Because of the Big Ten scheduling model, this Oct. 15 in Bloomington, Indiana, will mark the first conference matchup for NU and IU — more of a regional quirk than national news.
The main reason for that is the two programs’ historical success rate. Nebraska is fourth in the Football Bowl Subdivision in all-time victories with 880. (Michigan is first with 925.) Indiana is first in all-time defeats with 658, six ahead of Northwestern.
But if there were a good time for Indiana to resume playing Nebraska — the schools last met 38 years ago — it’s now.
Look at the records from last season: identical at 6-7.
At Nebraska, that put the athletic director who made an experimental hire on notice, and led coach Mike Riley to officially realize this ain’t horseshoes we’re trying to play here.
At Indiana, going 6-7 meant breaking a seven-year bowl drought. That got sixth-year coach Kevin Wilson six more years with a new contract that doubles his salary to $2.55 million annually.

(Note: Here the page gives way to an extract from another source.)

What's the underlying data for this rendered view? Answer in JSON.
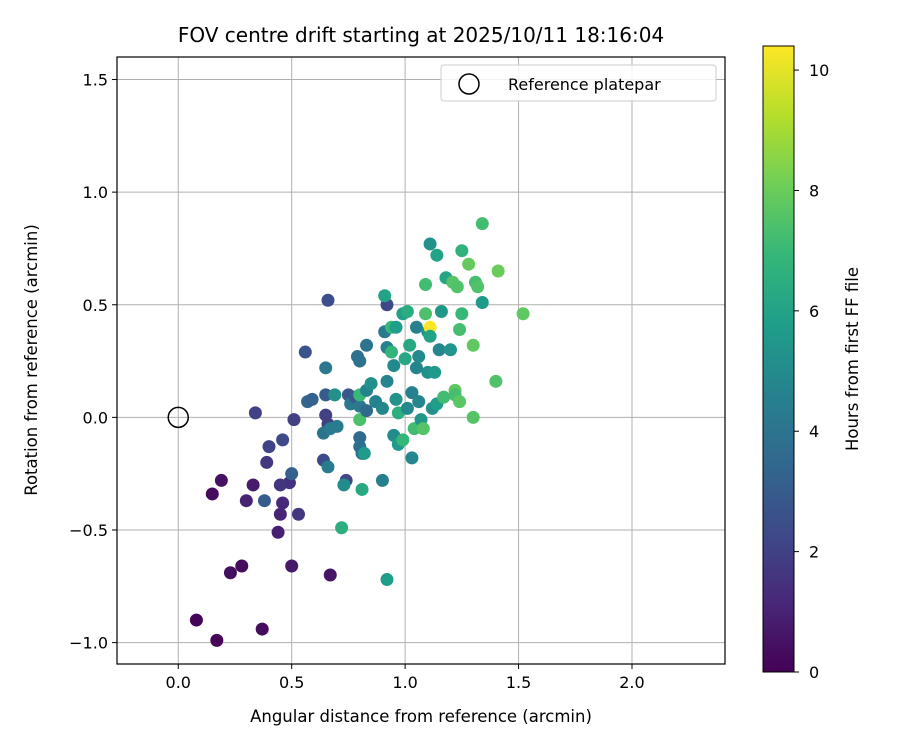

This was a savvy move by Indiana A.D. Fred Glass, a sharp guy we’ve gotten to know through baseball and basketball contacts.
Glass knows that Wilson — a former offensive coordinator at Northwestern and Oklahoma — is a respected football man among his peers. Glass knows that the four coaches at Indiana before he hired Wilson lasted four years, two years, three years and five years.
As a man with two degrees from Indiana particularly would know, Hoosier football isn’t a program that can be fixed in one recruiting cycle.
So Glass has instituted stability by sticking with Wilson and shown commitment by continuing a facilities upgrade that will lead to enclosure of both end zones with training facilities and an athlete wellness center.
Indiana’s progress under Wilson has turned heads in the Big Ten.
Last season, the Hoosiers led the league in total offense, scoring offense and passing offense — a first since Ohio State did it 20 years earlier.
IU had two first-team All-Americans on the offensive line (guard Dan Feeney, tackle Jason Spriggs). That’s two more than Nebraska, a former pipeline of O-line stars, has had in the past 15 years combined.
The Hoosiers led Ohio State deep in the third quarter, were within two points of Michigan State early in the fourth quarter, were within one point of Iowa early in the fourth quarter and took Michigan to double overtime. Those four losses were to teams with a combined record of 49-8.
“As you can see, we’re just inching toward it,” Feeney said by phone from Bloomington. “This year, I think we can definitely explode and get a lot more than six wins.
“That’s what all these guys are hoping for, practicing for and playing for.”
The 6-foot-4, 311-pound Feeney turned down early entry to the NFL to see what transpires in his senior year. Many draft sites had him as the third-ranked guard in the nation.
“I got a lot of good advice from Coach Wilson and (offensive line) Coach (Greg) Frey,” Feeney said. “I felt there were more positives to staying, especially to help the team. I came into Indiana trying to turn the program around. I don’t think we’ve quite gotten there yet.”
Indiana won’t snap a string of eight straight losing seasons until Wilson fixes his leaky defense, ranked 121st, 95th, 123rd, 106th and 109th the past five years.
He just hired his third defensive coordinator in six years — actually the fifth with the title of coordinator or co-coordinator — but this looks like the best one yet by far. Tom Allen, an Indiana native, was at South Florida. The Bulls went 8-5 last year and led the surprisingly strong American Athletic Conference in fewest points allowed in league play at 19.6 a game.
Wilson makes it plain he wants Indiana to become more than a token nuisance in the Big Ten.
“I don’t like where we’re at,” he said. “We’ve had some success, but we want more. We’re going to take it from a program that’s become competitive and start making it a more winning, consistent program.”
Nebraska fans, for the first time in nearly two generations, will see in person or via television whether Indiana’s attempt to climb from the bottom of college football to the middle looks more likely than the Huskers’ attempt to climb out of the upper middle and back to the top.